TRANSPARENCES
Miroirs de situations vécues, d’humeurs, de passions, les rideaux peints par Philippe Monod s’ouvrent sur le théâtre intérieur de l’artiste.
Rideau de pluie, de verdure, de brouillard, de fumée ? Plutôt rideau entre un monde et un autre, symbole de nos opacités psychologiques » confie Philippe Monod, né en 1954 à la Chaux-de-Fonds, de père suisse et de mère corse. L’artiste vit à Nyon. Pour sa quatrième exposition personnelle, il accroche à la Galerie Ditesheim de Neuchâtel, jusqu’au 28 février, une série de pastels sur un thème qu’il travaille depuis plusieurs années : Le rideau. Chaque œuvre a une proposition différente.
Sur un papier souple et résistant, Philippe Monod s’engage dans la complexité d’un jeu de traits, module les valeurs chromatiques, distribue l’ombre et la lumière, il y a là un sens de la couleur que l’on se doit de prendre en compte, comme est à considérer la discipline du geste nécessaire à l’organisation des mouvances de couleurs, à leurs rapports.
Sa technique joue sur un étonnant travail de transparence, tout ce qui est touché par la lumière, rêve. Le noir est alors réveillé jusqu’en ses plus lointaines profondeurs.
Cela implique un espace illimité dont l’artiste a besoin pour transmettre ses émotions, un format qui soit à la dimension du corps.
Les tableaux sont tous de la même surface, 138 x 88 cm ; là, Philippe Monod place et déplace, selon une progression qui va de la diagonale à la perpendiculaire, les virages, les glissements, de la couleur. Entre les décalages, les passages d’une tonalité à une autre, les demi-teintes, entre le calme ou l’exaspération, Philippe Monod livre des images d’une abstraction suggestive propres à entraîner le visiteur dans les méandres du rêve.

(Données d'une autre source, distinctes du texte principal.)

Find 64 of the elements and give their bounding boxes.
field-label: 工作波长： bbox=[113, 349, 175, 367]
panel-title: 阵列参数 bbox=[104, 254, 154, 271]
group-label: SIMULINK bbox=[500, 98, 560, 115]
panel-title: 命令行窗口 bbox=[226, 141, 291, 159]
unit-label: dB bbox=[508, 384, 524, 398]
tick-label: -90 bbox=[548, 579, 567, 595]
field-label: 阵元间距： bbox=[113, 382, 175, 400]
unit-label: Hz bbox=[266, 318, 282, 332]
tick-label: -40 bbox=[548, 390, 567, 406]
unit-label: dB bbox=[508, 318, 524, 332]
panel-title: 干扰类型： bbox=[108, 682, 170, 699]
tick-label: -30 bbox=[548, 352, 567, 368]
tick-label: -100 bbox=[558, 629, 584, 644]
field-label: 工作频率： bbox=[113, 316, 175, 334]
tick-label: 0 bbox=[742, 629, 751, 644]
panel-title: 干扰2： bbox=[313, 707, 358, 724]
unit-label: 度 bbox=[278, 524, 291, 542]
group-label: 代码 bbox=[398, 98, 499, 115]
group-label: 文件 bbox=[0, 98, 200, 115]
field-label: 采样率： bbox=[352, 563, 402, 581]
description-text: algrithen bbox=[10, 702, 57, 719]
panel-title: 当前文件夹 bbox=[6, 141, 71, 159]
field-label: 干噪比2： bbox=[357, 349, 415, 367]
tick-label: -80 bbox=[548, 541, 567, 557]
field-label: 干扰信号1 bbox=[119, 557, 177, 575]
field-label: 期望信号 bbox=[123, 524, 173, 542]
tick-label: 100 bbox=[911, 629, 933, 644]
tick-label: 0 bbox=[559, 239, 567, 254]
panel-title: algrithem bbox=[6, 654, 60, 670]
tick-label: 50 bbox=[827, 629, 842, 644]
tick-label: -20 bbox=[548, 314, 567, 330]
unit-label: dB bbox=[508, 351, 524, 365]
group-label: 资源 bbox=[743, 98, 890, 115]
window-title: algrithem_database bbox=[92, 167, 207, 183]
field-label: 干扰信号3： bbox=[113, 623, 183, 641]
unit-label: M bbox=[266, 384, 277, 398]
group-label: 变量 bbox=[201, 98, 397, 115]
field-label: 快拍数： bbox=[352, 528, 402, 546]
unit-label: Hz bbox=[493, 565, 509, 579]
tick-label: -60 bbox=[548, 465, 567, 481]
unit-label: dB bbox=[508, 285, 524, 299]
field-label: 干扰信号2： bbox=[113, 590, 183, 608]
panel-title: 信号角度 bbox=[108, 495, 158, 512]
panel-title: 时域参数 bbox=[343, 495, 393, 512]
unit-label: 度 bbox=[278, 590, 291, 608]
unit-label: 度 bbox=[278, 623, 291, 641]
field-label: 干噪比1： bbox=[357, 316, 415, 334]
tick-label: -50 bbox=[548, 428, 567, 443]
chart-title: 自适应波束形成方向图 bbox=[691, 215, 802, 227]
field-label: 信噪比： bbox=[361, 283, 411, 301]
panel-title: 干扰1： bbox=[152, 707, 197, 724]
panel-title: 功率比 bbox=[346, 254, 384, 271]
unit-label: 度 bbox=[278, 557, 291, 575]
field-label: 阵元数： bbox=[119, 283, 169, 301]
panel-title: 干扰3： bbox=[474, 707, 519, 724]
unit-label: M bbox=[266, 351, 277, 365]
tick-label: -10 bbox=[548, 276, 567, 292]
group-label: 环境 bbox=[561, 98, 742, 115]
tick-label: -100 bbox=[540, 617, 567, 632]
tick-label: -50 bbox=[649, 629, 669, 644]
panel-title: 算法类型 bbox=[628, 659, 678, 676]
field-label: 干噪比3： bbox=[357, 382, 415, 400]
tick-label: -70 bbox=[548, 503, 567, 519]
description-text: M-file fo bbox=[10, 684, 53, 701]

Mais Philippe Monod récuse le terme d’abstraction : « Mes tableaux sont rattachés à une notion figurative. Tout part d’une sensation, d’une vision, d’un sentiment. C’est un dialogue avec moi-même, je vais vers quelque chose de suggestif.
»Chaque œuvre en amène une autre… autant d’instants de vie, autant de réactions dans l’imaginaire…
»Ce pastel là-bas, je l’ai peint en Inde, alors qu’au détour d’un chemin je me suis trouvé face à face avec un éléphant… celui-là, très rouge, me fut inspiré par un bûcher, en Inde sur lequel se consumait un corps…
»J’admets une forme d’abstraction, mais mes tableaux naissent d’un sentiment vécu, d’ailleurs le vocable ne signifie-t-il pas « abstraire quelque chose ? »
Et la gaze des rideaux, que devient-elle ? C’est à jamais derrière elle que cherche à voir l’artiste. Le tissu peut être lacéré mais rien n’empêche que les visions s’y accrochent toujours. Philippe Monod se tient en posture de voir par-dessus le rideau d’ombre. De la même manière le regardeur puisera dans son inconscient pour former de nouvelles images, de nouveaux symboles, rideau qu’il soulèvera sur les départs, les arrivées, les adieux.
De façon personnelle Philippe Monod poursuit son chemin, axé sur la volonté d’introduire un sentiment à son œuvre, de matérialiser des états d’âme. D’ores et déjà il possède un métier qui le met d’emblée sur le plan du poète, auquel il se rattache par l’ambiguïté et les tourments de l’esprit.